Another interesting aspect of Arrow’s article is his view of the economics of information. He writes, “The value of information is frequently not known in any meaningful sense to the buyer; if, indeed, he knew enough to measure the value of information, he would know the information itself.” This quote reminded me of a similar insight from Austrian economist Israel Kirzner. This information problem, Arrow maintains, leads to market failure. He argues that we, as patients (buyers of medical care), don’t know enough to judge the experts (doctors) who provide it. Interestingly, though, he does not jump to the conclusion that the solution to this market failure is entirely governmental. He writes that the government is “usually implicitly or explicitly held to function as the agency which substitutes for the market’s failure.” He continues: “I am arguing here that in some circumstances other social institutions will step into the optimality gap.”

Particularly interesting is Arrow’s discussion of health insurance. He writes:

On a lifetime insurance basis, insurance against chronic illness makes sense, since this is both highly unpredictable and highly significant in costs. Among people who already have chronic illness, or symptoms which reliably indicate it, insurance in the strict sense is probably pointless.

He adds:

Hypothetically, insurance requires for its full social benefit a maximum possible discrimination of risks. Those in groups of higher incidence of illness should pay higher premiums.

Those quotes are simply sensible reasoning about insurance, and it is doubtful that Arrow was the first to come up with those ideas.

They are striking for a different reason, though: they completely undercut the case for laws against pricing insurance for pre-existing conditions, one of the key features of the ACA. That sensible reasoning was missing entirely from the arguments that proponents–and even many opponents–of the law made. Arrow also discusses the role of moral hazard in medical care: people with insurance have an incentive to use more medical care because the insurance company pays for most of it.

This is from my review of Moral Hazard in Health Insurance by Amy Finkelstein, with Kenneth J. Arrow, Jonathan Gruber, Joseph P. Newhouse, and Joseph E. Stiglitz. The review is the lead review in the Summer 2015 issue of Regulation.

An excerpt on Finkelstein’s essay:

Finkelstein builds her lecture around this latter insight. In particular, she discusses the two most famous health insurance experiments in U.S. history: the mid-1970s RAND HIE and the Oregon Medicaid experiment of 2008. Finkelstein distinguishes between two kinds of moral hazard that health insurance can give rise to: ex ante moral hazard and ex post moral hazard. Ex ante moral hazard occurs if someone, knowing he is insured, takes worse care of himself by, say, smoking, drinking excessively, or not exercising. Ex post moral hazard occurs if someone, knowing he is insured, uses more medical care because he does not pay the full cost. Finkelstein’s focus, like that of most other health economists who study the issue, is on the latter.

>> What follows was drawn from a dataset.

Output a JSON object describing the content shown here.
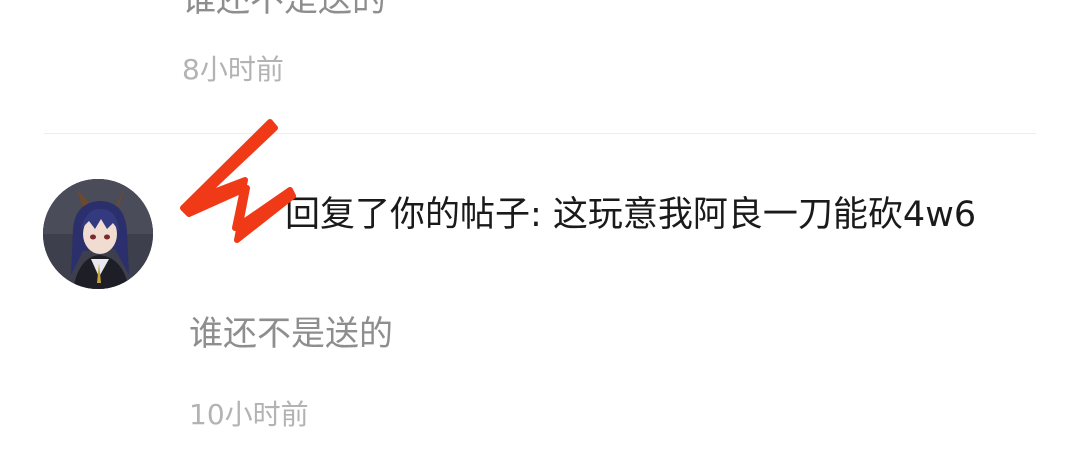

She finds strong evidence of ex post moral hazard in the Oregon experiment. Because of budget constraints, Oregon’s state government was unwilling to cover all people who were “financially but not categorically eligible for Medicaid.” Those people were financially eligible because their incomes put them below the poverty line, but categorically ineligible because they were able-bodied. The government held a lottery to choose 10,000 of those people–out of about 75,000 who applied–who would receive Medicaid coverage. She and other researchers then tracked the expenditures and health status of both the people who got Medicaid through the lottery and those who did not. They found, not surprisingly, that people who were spending “other people’s money” for health care spent more. Finkelstein writes: “Medicaid increases not only hospital admissions, as was just demonstrated, but also the probability of taking prescription drugs and of going to the doctor.” She concludes, “Medicaid increases annual medical spending by about 25 percent.” Interestingly, the main effect of the spending seems to have been on reducing depression rather than on improving physical health.

Finkelstein also argues that high-deductible insurance plans, which “were encouraged by the Health Savings Accounts Act of 2003,” are “theoretically optimal” when “there are risk-averse individuals and concerns about moral hazard.” She points out that this is an implication of Arrow’s 1963 article.